И тут я сразу понял – конечно же, что я за глупый shut, как я раньше-то не догадался, что были ведь еще и уколы в ruker!

– А! – вскричал я. – А, все понял! Вонючий kal, подлые трюкачи! Предатели, pidery заразные, больше у вас это не пройдет!

– Я рад, что вы заявили протест, – сказал доктор Бродский. – Теперь у нас по этому поводу полная ясность. Но мы ведь можем вводить в ваш организм вакцину Людовика и другими путями. Через пищу, например. Но подкожные инъекции лучше всего. И не надо против этого бороться, я вас умоляю. Толку от вашего сопротивления не будет. Вы все равно нас не пересилите.

– Грязные vyrodki, – со всхлипом проговорил я. Потом более жестко: – Я не возражаю, пускай будет насилие и всякий прочий kal. С этим я уже смирился. Но насчет музыки это нечестно. Нечестно, чтобы я становился больным, когда слушаю чудесного Людвига вана, Г. Ф. Генделя или еще кого-нибудь. Так делать могут только злобные svolotshi, я никогда вас не прощу за это, kozly!

Оба постояли с видом слегка вроде как задумчивым. Наконец доктор Бродский сказал:

– Разграничение всегда непростое дело. Мир един, жизнь едина. В самом святом и приятном присутствует и некоторая доля насилия – в любовном акте, например; да и в музыке, если уж на то пошло. Нельзя упускать шанс, парень. Выбор ты сделал сам.

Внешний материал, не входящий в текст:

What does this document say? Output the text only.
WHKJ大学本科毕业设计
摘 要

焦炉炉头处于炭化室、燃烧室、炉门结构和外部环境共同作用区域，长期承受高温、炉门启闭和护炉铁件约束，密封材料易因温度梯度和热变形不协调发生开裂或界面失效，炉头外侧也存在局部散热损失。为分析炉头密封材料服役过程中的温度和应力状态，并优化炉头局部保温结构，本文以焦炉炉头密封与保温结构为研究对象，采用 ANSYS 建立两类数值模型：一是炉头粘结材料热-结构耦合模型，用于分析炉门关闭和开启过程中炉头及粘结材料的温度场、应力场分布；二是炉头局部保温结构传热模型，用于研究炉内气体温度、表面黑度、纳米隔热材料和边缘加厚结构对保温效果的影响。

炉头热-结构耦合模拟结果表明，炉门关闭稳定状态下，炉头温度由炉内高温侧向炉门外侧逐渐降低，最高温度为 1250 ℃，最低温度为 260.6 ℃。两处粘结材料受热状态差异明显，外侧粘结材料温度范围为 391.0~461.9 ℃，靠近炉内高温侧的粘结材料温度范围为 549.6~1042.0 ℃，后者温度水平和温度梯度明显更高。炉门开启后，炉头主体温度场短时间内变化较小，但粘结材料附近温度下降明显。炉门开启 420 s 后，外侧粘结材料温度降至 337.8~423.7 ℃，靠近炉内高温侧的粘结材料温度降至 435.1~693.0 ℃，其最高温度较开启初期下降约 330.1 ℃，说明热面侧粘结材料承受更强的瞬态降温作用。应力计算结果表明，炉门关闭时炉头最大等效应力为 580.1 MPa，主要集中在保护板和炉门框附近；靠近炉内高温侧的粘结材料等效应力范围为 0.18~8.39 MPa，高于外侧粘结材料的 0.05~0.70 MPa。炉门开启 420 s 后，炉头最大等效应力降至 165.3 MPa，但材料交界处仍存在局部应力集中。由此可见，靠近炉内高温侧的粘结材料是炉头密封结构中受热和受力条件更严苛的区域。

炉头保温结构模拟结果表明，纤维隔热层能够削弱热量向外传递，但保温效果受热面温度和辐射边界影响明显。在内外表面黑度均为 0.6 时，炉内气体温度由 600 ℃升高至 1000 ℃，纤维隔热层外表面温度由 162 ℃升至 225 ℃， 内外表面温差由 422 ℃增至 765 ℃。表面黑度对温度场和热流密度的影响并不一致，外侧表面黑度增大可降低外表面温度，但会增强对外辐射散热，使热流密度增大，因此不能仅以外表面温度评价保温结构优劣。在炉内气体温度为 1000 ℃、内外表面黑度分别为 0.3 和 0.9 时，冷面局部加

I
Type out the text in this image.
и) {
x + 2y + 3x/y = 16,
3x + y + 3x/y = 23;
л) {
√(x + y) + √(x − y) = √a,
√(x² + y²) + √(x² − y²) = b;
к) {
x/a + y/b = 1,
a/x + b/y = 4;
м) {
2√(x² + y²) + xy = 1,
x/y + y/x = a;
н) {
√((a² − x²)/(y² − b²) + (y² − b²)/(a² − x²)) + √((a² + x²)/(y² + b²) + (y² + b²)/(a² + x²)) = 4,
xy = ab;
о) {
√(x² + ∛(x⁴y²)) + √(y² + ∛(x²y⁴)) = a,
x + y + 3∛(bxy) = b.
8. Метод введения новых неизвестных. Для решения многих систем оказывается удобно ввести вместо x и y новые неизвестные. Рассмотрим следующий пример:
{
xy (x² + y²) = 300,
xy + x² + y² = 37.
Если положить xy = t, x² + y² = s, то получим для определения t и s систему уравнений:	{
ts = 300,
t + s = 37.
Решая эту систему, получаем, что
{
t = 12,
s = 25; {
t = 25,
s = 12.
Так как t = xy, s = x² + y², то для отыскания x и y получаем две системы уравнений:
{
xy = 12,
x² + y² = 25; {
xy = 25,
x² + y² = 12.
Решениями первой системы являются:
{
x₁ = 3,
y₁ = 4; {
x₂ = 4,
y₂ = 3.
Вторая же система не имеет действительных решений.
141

Я не понял этой его тирады, но сказал так:

– Вам нет необходимости углублять курс моего лечения, сэр. – Тут я исхитрился и прибавил к своему тону еще толику смирения. – Вы доказали мне, что всякий там dratsing, toltshoking, убийства и тому подобное – вещи нехорошие, очень и очень нехорошие. Я усвоил этот урок, сэр. Я вижу сейчас то, чего никогда не видел прежде. Я излечился, слава богу. – И с этими словами я как бы молитвенно воздел glazzja к потолку. Однако оба моих мучителя печально покачали головами, а доктор Бродский сказал:

– Пока вы еще не излечены. Многое еще предстоит сделать. Только тогда, когда ваше тело начнет реагировать мгновенно и действенно на всякое насилие как на змею, причем без какой бы то ни было нашей поддержки, без медикаментозной стимуляции, только тогда…

А я говорю:

– Но, сэр, господа, у меня ведь и соображение какое-то имеется! Насилие – это зло, потому что оно против общества, потому что каждый vek на земле имеет право на zhiznn, право на счастье, на то, чтобы его не били, и не издевались, и не сажали на nozh. Я многому научился, ну правда же, ей-богу! – Но доктор Бродский долго от души над этим смеялся, показывая белые zubbja, а потом говорит: «Ересь эпохи разума», – или что-то в этом духе, столь же мудреное.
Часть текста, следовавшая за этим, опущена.